It seems I have an eye for seeing color in black and white. First there was the whole popping green thing in Don Quixote. And then I picked up some serious blue and yellow in Madame Bovary and Crime and Punishment. (Yep, I have posts to write about them still. Someday, someday.)
But the hue that painted it’s way through Anna Karenina is one that I can’t explain. Can you help me?
What is the role of lilac in Tolstoy’s classic?

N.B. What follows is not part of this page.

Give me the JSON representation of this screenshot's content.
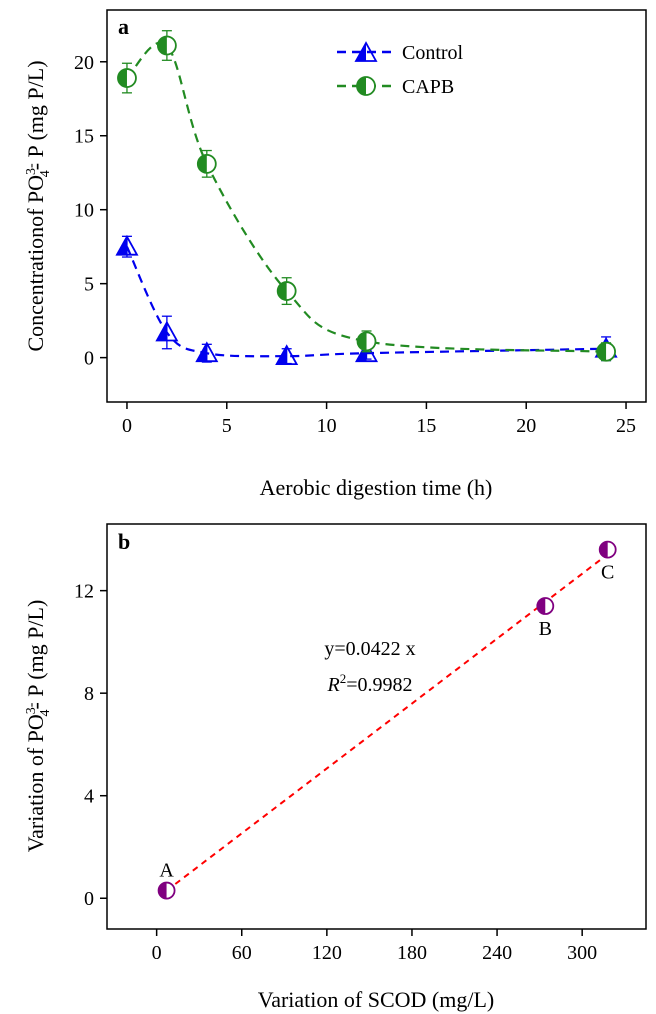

In case you need a bit of a reminder, here are the places the pale purplish makes a presence:
- Kitty wanted Anna to wear lilac to the ball. Instead she wore black. Doesn’t that make you wonder, “what if . . . ?”
- Vronsky’s friend Petrisky keeps company with the Baroness Shilton in a lilac dress when Vronsky returns from Moscow.
- Princess Shtcherbatsky wears lilac ribbons in cap while dining at the health spa.
- The midwife at Anna’s near-death birth experience also had lilac ribbons in her cap.
- The priest wore a lilac vestments at Levin and Kitty’s wedding.
- One of the guest at their wedding was also wearing lilac, which apparently was as bad as black.
- Kitty wears a dark lilac dress during the first days of their married life.
- Seryozha sees a woman in a lilac veil and hopes it is his mother.
- When Anna sees Vronsky for the final time he is getting a parsel from a girl in a lilac hat.